I didn’t want to tell him that I’d never do it again because, under the broad definition of ‘stupid and potentially dangerous experiments’, I knew I would. I even knew I’d probably do the exact same experiment again, just far away from anything flammable or breakable. But I couldn’t quite let it go, either. So as he put the box away back in the cupboard, I reached out toward him and touched his arm. He’d taken off his jacket and rolled up his sleeves before tending to my wound which I hadn’t really thought too much about, nor had I really thought about the fact of the touch before I’d initiated it, but there it was, my hand on his arm, like it was nothing. Except for how it didn't feel remotely like nothing.

He turned to look at me, his other arm still about at eye level, resting on the edge of the shelf where he’d stashed the first aid kit.
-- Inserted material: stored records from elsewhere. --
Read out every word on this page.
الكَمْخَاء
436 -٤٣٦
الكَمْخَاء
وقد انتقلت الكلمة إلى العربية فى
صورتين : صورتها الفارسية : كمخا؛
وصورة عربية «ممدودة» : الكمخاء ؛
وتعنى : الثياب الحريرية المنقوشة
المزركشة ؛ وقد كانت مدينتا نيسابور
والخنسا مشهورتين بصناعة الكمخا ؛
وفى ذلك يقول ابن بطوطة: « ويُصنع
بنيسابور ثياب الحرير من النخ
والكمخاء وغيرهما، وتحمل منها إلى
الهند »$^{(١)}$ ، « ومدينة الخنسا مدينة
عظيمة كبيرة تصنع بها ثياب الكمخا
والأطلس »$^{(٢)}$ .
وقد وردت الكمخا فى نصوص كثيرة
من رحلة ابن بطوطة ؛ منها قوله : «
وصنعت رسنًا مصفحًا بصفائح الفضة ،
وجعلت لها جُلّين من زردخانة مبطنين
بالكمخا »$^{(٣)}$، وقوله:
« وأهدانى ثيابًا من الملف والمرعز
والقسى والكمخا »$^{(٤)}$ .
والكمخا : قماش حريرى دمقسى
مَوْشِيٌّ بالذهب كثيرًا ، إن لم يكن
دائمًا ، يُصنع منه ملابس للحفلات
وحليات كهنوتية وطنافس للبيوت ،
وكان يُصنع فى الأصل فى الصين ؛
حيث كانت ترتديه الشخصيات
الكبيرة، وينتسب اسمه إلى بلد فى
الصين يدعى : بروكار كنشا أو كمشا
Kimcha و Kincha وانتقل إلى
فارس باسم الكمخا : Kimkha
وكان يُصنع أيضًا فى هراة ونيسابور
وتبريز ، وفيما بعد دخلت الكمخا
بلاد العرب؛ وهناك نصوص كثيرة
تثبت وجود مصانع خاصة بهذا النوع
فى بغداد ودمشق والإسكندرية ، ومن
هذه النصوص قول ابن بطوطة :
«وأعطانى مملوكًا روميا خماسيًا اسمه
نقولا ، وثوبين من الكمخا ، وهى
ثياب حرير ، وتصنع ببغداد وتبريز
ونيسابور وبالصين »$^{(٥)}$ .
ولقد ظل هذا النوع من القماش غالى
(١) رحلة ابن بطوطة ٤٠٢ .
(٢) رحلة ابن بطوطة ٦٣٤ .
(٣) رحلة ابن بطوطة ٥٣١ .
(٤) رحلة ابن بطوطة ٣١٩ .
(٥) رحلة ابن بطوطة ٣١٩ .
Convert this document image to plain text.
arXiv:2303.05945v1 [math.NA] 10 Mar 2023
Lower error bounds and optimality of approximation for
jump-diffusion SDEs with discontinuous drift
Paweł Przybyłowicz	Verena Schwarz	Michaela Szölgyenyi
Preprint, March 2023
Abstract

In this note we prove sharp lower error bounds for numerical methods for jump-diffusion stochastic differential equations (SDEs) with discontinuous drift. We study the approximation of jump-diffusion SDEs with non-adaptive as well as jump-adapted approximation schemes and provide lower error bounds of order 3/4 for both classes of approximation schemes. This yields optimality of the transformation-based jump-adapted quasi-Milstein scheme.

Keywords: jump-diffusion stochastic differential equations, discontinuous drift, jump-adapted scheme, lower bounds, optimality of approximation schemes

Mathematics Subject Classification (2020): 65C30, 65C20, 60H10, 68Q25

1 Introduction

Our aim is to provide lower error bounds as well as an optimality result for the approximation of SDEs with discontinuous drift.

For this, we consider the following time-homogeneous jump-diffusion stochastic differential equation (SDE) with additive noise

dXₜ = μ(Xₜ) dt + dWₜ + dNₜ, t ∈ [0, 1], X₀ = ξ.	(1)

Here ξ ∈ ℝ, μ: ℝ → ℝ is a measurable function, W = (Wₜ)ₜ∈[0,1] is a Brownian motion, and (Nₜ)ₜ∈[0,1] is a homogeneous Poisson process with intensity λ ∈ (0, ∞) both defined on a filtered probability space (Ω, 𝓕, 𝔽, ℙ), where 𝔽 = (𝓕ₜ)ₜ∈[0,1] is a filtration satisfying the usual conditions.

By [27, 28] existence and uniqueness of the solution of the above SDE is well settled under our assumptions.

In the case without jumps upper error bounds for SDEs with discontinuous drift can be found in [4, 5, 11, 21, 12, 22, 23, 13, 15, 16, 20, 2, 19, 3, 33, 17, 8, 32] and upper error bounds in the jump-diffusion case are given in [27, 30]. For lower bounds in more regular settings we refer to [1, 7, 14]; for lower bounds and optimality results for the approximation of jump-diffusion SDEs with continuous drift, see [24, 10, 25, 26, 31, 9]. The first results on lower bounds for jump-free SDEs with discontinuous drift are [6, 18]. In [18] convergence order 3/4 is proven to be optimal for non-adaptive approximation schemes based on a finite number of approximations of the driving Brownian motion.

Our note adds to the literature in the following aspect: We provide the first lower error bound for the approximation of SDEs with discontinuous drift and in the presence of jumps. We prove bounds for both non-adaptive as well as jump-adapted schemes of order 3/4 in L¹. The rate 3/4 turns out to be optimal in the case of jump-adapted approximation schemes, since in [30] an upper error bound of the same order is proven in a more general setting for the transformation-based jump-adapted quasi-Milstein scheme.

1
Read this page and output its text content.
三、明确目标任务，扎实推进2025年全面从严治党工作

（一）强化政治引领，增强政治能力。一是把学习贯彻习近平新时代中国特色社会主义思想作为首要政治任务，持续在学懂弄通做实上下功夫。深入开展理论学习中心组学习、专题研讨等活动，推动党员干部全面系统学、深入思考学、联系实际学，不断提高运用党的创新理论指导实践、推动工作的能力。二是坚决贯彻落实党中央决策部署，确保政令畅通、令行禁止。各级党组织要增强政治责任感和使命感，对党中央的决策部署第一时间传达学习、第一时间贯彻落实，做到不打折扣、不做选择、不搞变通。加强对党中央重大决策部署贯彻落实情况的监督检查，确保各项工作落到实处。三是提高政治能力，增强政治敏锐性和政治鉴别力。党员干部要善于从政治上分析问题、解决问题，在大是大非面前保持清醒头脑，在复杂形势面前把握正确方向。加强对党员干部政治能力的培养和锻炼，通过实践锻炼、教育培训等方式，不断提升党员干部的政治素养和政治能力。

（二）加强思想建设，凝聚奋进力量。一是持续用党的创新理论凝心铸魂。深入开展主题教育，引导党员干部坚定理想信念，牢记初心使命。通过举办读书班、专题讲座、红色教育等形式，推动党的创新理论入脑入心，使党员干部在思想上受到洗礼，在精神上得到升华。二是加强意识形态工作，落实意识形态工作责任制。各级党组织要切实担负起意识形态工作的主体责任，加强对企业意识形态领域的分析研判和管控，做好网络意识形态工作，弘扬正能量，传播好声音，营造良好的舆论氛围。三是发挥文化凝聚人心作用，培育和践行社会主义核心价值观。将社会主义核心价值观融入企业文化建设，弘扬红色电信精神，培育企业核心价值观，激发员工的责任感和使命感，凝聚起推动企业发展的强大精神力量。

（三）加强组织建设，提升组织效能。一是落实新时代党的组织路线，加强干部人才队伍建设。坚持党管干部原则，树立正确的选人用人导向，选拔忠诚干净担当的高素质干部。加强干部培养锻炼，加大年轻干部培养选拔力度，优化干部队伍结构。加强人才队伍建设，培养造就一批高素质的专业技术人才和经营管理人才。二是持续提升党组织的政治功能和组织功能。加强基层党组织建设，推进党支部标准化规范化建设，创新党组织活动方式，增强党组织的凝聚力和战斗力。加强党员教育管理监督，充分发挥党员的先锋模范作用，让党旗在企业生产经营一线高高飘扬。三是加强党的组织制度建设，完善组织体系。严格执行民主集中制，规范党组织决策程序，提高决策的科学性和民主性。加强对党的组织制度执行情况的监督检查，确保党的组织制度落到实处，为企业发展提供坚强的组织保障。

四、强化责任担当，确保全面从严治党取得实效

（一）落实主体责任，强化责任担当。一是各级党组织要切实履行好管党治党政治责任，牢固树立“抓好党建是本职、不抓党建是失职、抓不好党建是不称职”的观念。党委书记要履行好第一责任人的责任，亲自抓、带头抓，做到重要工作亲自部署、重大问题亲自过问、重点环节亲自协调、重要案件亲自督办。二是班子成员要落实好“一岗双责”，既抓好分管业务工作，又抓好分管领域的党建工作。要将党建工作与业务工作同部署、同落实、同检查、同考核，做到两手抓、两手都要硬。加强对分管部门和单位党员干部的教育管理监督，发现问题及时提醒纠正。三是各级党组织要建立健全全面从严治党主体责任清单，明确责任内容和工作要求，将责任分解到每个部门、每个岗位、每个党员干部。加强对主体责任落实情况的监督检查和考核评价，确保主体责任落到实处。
I said “I’m sorry” again and then “thank you,” because those words on their own seemed big enough somehow and because they weren’t a lie or an admission.

“It’s quite alright,” he said and it sounded genuine enough. Still, he moved his arm a little away from my touch and turned back to the cupboard to close it before adding “the bandage will need changing tomorrow, sooner if it starts bleeding again. Be sure to tell me if it does and I’ll help you with it. There’s no sense in your struggling to do it one-handed.”

He left the bathroom without looking back; though, once out of the room, he did add in a more light-hearted tone, “and, Peter, you may insist on performing foolhardy experiments but please think carefully before you revisit that one. I’d rather not make a habit of putting out fires in the drawing room.”

I sat there for a while afterwards, even after I’d heard his footsteps die away down the corridor, and if I buried my head in my hands for a good half a minute, it didn’t have anything to do with my concerns about the state of the drawing room carpet.